# taz.de -- Die Wahrheit: Die Rückkehr des Axel Caesar Springer
       
       > In seiner unermesslichen Barmherzigkeit zeigt Er sich den Menschen noch
       > einmal in derselben Gestalt, in welcher Er vor drei Jahrzehnten unter
       > ihnen gewandelt ist.
       
       In seiner unermesslichen Barmherzigkeit zeigt Er sich den Menschen noch
       einmal in derselben Gestalt, in welcher Er vor drei Jahrzehnten unter ihnen
       gewandelt ist, und es erkennen Ihn alle.
       
       Die Sonne der Liebe brennt in seinem Herzen, Strahlen des Lichtes, der
       Erleuchtung und Kraft strömen aus seinen Augen und wecken die Herzen der
       Menschen.
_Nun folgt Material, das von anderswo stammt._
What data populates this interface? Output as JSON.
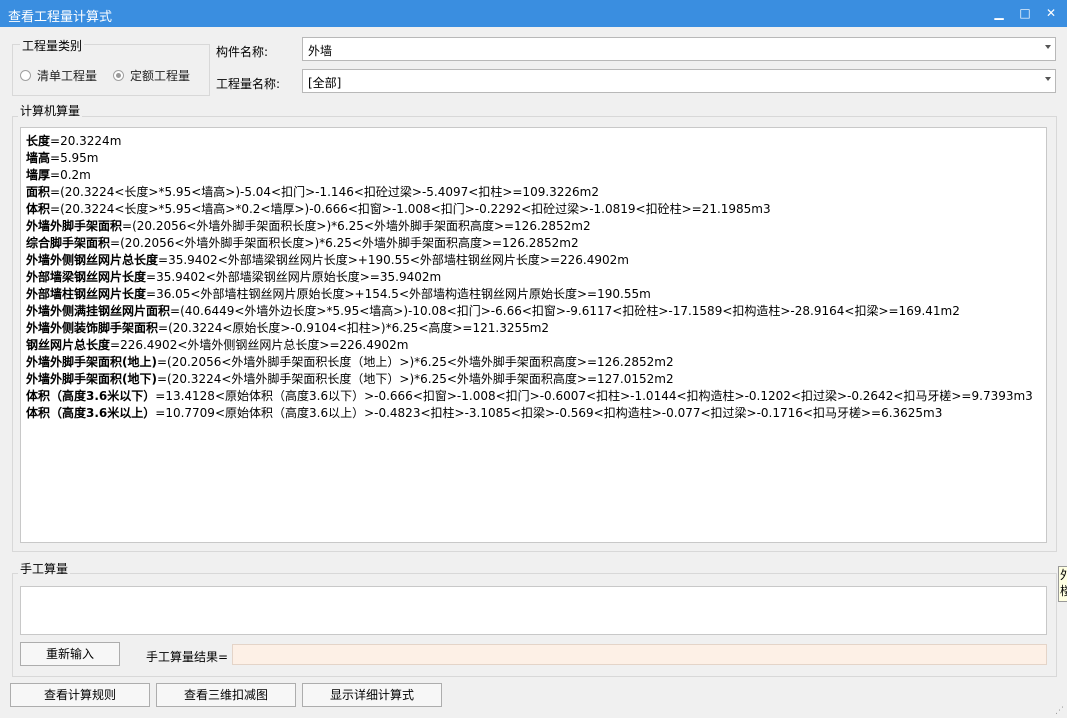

Er streckt ihnen seine Hand entgegen und segnet sie, und aus der
       Berührung mit seinem Körper, ja schon aus seinem Maßanzug fließt heilende
       Kraft.
       
       Der Großdöpfner aber heißt die Wachen, Ihn zu ergreifen und in ein dunkles
       Gewölbe zu werfen. Um Mitternacht öffnet sich das eiserne Tor des
       Gefängnisses, und der Großdöpfner tritt leisen Schrittes herein, in der
       Hand hält er ein Licht. Er ist allein, hinter ihm schließt sich das Tor.
       
       Er bleibt am Eingange stehen und sieht Ihm lange, ein bis zwei Minuten
       lang, ins Gesicht. Dann tritt er näher heran, stellt den Leuchter auf den
       Tisch und spricht zu Ihm: „Bist Du es, Axel?“ Da er keine Antwort erhält,
       fügt er schnell hinzu: „Antworte nicht, schweige! Was kannst Du auch sagen?
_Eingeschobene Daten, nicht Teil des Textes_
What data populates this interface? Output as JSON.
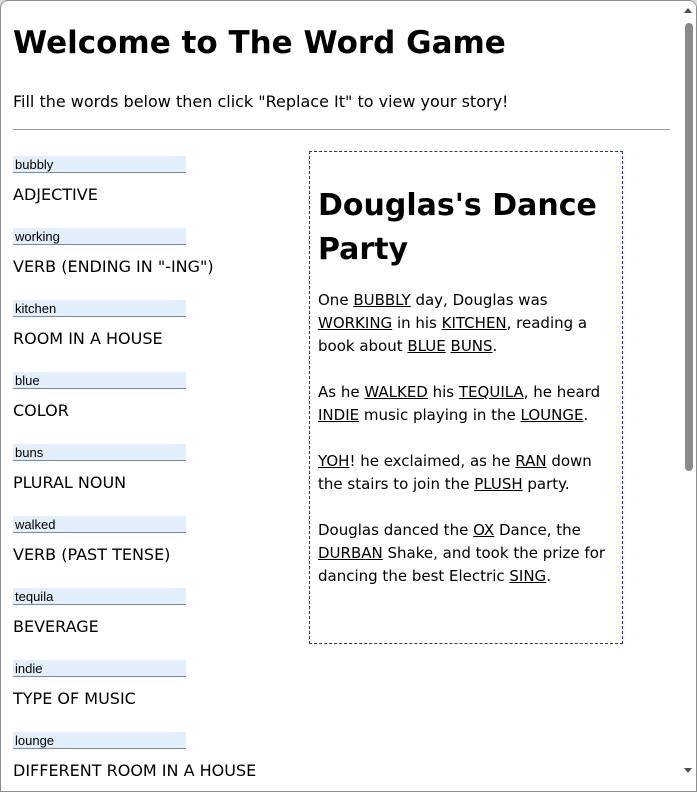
{
  "page": {
    "title": "Welcome to The Word Game",
    "intro": "Fill the words below then click \"Replace It\" to view your story!"
  },
  "fields": [
    {
      "value": "bubbly",
      "label": "ADJECTIVE"
    },
    {
      "value": "working",
      "label": "VERB (ENDING IN \"-ING\")"
    },
    {
      "value": "kitchen",
      "label": "ROOM IN A HOUSE"
    },
    {
      "value": "blue",
      "label": "COLOR"
    },
    {
      "value": "buns",
      "label": "PLURAL NOUN"
    },
    {
      "value": "walked",
      "label": "VERB (PAST TENSE)"
    },
    {
      "value": "tequila",
      "label": "BEVERAGE"
    },
    {
      "value": "indie",
      "label": "TYPE OF MUSIC"
    },
    {
      "value": "lounge",
      "label": "DIFFERENT ROOM IN A HOUSE"
    }
  ],
  "story": {
    "title": "Douglas's Dance Party",
    "p1": {
      "t1": "One ",
      "w1": "BUBBLY",
      "t2": " day, Douglas was ",
      "w2": "WORKING",
      "t3": " in his ",
      "w3": "KITCHEN",
      "t4": ", reading a book about ",
      "w4": "BLUE",
      "t5": " ",
      "w5": "BUNS",
      "t6": "."
    },
    "p2": {
      "t1": "As he ",
      "w1": "WALKED",
      "t2": " his ",
      "w2": "TEQUILA",
      "t3": ", he heard ",
      "w3": "INDIE",
      "t4": " music playing in the ",
      "w4": "LOUNGE",
      "t5": "."
    },
    "p3": {
      "w1": "YOH",
      "t1": "! he exclaimed, as he ",
      "w2": "RAN",
      "t2": " down the stairs to join the ",
      "w3": "PLUSH",
      "t3": " party."
    },
    "p4": {
      "t1": "Douglas danced the ",
      "w1": "OX",
      "t2": " Dance, the ",
      "w2": "DURBAN",
      "t3": " Shake, and took the prize for dancing the best Electric ",
      "w3": "SING",
      "t4": "."
    }
  },
  "colors": {
    "input_bg": "#e3eefb",
    "story_border": "#2a2ab8",
    "divider": "#9a9a9a"
  }
}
       Ich weiß sehr gut, was Du sagen willst; doch Du hast kein Recht, auch nur
       ein Wort zu dem hinzuzufügen, was einst von Dir selber gesagt worden ist.
       Warum bist Du gekommen, uns zu stören? Ich bezeuge es: Der Mensch ist noch
       schwächer und niedriger, als Du dachtest. Er ist schwach, und er ist
       gemein.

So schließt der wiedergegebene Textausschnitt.